Ingredients:
- 6 ears of fresh sweet corn, husks removed
- 2 red bell peppers, halved and seeded
- 1 large white onion, quartered
- 6 cloves garlic, peeled
- 3 tbsp extra virgin olive oil
- 1 tsp smoked paprika
- 1 tsp kosher salt
- 1/2 tsp cracked black pepper
- 4 cups low-sodium vegetable broth
- 1 tbsp fresh lemon juice
- 1 tsp dried thyme
- 1/4 cup fresh chives, finely chopped
- 1/2 cup reserved roasted corn kernels
- Red pepper flakes
Instructions:
- Preheat the oven to 425°F (220°C). Toss the corn, peppers, onion, and garlic on a large rimmed baking sheet with olive oil, smoked paprika, salt, and pepper.
- Roast the vegetables for 20–25 minutes until the corn kernels show mahogany-colored char marks and the pepper skins are blistered.
- Transfer the roasted vegetables and all pan juices into a large heavy-bottomed pot or Dutch oven.
- Pour in the vegetable broth and add the dried thyme. Bring to a gentle simmer over medium heat for 10 minutes.

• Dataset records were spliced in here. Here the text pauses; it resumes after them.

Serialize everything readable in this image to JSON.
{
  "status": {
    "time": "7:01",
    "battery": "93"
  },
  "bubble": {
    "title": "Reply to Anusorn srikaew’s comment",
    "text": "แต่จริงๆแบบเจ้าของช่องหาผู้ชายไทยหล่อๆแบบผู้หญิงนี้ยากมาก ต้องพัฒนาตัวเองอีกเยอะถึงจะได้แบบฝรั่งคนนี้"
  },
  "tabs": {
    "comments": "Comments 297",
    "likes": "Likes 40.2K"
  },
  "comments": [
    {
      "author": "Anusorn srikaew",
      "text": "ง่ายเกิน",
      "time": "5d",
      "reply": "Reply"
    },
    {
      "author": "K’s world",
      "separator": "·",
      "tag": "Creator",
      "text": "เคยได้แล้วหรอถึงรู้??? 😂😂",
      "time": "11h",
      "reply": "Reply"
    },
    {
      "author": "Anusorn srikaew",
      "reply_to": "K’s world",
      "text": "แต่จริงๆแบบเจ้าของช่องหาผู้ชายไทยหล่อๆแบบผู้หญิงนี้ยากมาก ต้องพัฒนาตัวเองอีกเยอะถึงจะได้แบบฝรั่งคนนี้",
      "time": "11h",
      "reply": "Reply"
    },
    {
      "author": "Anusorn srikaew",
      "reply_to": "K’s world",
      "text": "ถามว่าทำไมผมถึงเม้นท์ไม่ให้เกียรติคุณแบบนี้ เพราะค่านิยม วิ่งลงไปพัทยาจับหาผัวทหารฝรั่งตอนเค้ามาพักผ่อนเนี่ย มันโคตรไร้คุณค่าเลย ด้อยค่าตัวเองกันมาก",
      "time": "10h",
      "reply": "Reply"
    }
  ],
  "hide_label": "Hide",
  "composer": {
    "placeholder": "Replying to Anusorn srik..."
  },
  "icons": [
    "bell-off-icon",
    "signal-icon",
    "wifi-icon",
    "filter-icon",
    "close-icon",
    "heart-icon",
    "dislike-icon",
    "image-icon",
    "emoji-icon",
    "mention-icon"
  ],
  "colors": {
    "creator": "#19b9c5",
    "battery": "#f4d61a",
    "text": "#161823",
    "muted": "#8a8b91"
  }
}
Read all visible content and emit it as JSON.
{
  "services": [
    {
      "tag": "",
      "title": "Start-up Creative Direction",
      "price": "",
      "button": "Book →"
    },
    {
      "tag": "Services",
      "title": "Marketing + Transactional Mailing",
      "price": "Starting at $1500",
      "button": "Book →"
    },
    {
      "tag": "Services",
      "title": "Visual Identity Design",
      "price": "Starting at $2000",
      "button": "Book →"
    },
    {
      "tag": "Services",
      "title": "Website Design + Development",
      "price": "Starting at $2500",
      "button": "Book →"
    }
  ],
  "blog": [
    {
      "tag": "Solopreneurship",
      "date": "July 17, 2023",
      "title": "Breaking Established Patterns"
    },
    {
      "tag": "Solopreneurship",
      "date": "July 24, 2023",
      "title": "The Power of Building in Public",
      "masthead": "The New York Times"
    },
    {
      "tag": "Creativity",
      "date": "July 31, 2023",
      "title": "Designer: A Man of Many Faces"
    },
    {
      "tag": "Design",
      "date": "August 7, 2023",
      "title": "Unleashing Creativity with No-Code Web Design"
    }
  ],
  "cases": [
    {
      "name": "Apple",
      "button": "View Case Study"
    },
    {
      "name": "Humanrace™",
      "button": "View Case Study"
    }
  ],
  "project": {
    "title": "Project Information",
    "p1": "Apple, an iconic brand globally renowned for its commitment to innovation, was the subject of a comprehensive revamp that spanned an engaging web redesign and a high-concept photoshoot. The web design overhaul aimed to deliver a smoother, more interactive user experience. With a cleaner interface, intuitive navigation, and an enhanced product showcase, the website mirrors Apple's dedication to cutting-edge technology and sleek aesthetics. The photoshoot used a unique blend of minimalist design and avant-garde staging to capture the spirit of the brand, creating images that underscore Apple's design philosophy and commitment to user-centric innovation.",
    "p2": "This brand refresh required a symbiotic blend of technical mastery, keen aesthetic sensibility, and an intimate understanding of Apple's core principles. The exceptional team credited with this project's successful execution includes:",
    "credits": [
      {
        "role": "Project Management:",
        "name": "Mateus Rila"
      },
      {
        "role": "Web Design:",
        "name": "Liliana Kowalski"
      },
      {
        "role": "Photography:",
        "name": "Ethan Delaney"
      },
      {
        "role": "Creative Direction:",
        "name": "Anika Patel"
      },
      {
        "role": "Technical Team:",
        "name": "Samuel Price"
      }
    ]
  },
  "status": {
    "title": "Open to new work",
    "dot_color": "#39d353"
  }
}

- Remove the pot from heat. Use an immersion blender to process until completely smooth, or transfer in batches to a high-speed blender.
- Stir in the fresh lemon juice. If the soup is too thick, whisk in an additional 1/4 cup of vegetable broth.
- Serve hot, garnished with finely chopped chives, reserved roasted corn kernels, and a pinch of red pepper flakes.